Did you check the dockerhub description if PUID and PGID are supported and used by a container (based on the image) to actualy do what you expect?

it is yes

docker run -d \
    --volume /path/to/programdata:/config \ # This is mandatory
    --volume /path/to/share1:/mnt/share1 \ # To mount a first share
    --volume /path/to/share2:/mnt/share2 \ # To mount a second share
    --device /dev/dri:/dev/dri \ # To mount all render nodes for VAAPI/NVDEC/NVENC
    --runtime=nvidia \ # To expose your NVIDIA GPU
    --publish 8096:8096 \ # To expose the HTTP port
    --publish 8920:8920 \ # To expose the HTTPS port
    --env UID=1000 \ # The UID to run emby as (default: 2)
    --env GID=100 \ # The GID to run emby as (default 2)
    --env GIDLIST=100 \ # A comma-separated list of additional GIDs to run emby as (default: 2)

Can you spot the difference between what you posted in your initial post and what you pasted from the dockerhub description?

Also, on Linux you can use the command stat /data/emby on the host, to see the exact UID and GID of the (changed?) owner.

➜  ~ stat /data/emby
  File: /data/emby
  Size: 4096      	Blocks: 8          IO Block: 4096   directory
Device: 810h/2064d	Inode: 42205185    Links: 11
Access: (0775/drwxrwxr-x)  Uid: (    2/     bin)   Gid: (    2/     bin)
Access: 2020-03-11 01:13:17.352510423 +0000
Modify: 2020-03-01 01:18:02.477439896 +0000
Change: 2020-03-11 01:09:02.360176509 +0000
 Birth: -

oh wow i have a P in there
i thought the P was just docker-compose’s way of saying uid?

You did spot it now :slight_smile:

Environment variables have to be used exactly(!) as documented in the description.

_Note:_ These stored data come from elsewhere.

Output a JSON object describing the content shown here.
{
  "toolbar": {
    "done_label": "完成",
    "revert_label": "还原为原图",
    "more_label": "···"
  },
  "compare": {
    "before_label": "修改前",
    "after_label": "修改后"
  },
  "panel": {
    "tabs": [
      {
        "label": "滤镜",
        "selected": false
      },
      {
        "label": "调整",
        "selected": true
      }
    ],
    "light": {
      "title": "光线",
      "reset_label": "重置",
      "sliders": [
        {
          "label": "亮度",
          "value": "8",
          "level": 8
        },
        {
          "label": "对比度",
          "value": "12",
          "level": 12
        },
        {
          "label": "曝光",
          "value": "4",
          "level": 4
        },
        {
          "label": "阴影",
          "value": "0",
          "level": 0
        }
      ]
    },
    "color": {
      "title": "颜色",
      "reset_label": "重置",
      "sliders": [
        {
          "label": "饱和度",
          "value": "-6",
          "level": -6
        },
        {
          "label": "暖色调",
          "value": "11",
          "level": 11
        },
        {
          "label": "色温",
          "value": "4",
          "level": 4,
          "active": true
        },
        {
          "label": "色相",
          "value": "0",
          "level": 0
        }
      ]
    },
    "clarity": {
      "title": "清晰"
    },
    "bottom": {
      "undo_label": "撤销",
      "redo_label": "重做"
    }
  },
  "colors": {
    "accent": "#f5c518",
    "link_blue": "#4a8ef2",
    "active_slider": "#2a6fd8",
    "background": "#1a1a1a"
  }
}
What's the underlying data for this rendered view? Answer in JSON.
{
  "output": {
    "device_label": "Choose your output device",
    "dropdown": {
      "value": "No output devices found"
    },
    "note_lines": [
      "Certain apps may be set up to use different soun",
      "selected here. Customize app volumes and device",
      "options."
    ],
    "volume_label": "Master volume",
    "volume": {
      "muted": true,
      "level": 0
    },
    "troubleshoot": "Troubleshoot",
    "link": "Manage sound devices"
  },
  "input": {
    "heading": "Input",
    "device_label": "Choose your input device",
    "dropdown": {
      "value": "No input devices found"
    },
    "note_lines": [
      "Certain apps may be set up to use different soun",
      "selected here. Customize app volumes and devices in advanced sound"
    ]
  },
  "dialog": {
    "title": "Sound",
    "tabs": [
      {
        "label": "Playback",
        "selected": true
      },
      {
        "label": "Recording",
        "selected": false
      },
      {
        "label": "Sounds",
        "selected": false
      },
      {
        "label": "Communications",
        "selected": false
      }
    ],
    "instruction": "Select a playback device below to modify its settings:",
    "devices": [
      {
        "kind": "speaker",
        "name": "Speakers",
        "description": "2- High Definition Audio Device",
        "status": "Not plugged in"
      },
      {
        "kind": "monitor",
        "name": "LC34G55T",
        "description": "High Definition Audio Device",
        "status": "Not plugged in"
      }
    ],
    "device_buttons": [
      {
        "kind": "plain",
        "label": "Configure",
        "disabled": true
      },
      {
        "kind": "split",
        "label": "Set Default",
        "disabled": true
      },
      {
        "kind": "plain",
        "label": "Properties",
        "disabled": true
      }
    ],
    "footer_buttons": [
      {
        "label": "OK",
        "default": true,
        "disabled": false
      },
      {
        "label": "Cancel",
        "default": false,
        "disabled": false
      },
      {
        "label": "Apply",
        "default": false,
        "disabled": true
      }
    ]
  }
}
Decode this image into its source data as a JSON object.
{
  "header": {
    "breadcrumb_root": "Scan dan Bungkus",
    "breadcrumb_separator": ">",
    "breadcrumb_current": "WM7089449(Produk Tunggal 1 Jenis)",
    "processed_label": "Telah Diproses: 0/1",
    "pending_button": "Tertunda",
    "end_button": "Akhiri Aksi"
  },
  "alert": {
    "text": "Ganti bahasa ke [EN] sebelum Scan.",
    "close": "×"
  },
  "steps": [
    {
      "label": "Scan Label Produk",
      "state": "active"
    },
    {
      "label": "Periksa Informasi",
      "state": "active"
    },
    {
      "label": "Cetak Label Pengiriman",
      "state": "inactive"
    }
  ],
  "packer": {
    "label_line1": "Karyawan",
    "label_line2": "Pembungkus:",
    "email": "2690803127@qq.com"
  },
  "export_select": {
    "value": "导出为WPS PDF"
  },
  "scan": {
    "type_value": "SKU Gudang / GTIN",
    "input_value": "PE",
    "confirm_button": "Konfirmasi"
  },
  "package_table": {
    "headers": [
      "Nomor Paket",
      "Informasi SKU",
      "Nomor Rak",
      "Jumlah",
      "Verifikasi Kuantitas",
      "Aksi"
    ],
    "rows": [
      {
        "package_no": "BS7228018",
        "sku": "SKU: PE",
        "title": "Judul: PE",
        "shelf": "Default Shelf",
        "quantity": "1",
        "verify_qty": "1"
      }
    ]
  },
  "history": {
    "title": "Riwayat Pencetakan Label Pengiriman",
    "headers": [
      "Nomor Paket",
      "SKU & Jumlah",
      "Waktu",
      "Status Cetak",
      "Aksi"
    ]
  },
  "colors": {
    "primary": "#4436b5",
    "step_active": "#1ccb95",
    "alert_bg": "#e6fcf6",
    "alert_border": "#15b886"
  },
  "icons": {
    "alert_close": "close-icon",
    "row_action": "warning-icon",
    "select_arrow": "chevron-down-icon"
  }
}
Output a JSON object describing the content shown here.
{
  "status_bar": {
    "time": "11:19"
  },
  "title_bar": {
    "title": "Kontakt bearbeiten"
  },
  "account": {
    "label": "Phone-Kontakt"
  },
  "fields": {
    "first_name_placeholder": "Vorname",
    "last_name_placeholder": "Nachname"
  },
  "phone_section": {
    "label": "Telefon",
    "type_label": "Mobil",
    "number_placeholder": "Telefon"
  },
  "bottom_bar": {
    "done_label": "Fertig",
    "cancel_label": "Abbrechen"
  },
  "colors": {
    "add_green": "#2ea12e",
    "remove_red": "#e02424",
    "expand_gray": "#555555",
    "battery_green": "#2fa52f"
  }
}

Some images run a system daemon as root and execute the main application using a restricted user. The parameter UID:GID on this particular image are used for that matter. Some images provide this sort of behavior. This is NOT a docker feature - it is introduced entrypoint behavior by the image maintainer. This is the beginner friendly approach :wink:

Docker itself uses -u to set the UID and if you want the GID) for the first declared USER in the Dockerfile. Those type of images usualy run with a restricted user and are not able to fix ownership for you. This approach is less beginner friendly, but the favored one, as it does not mess with your permissions and the container is already started as a restricted user.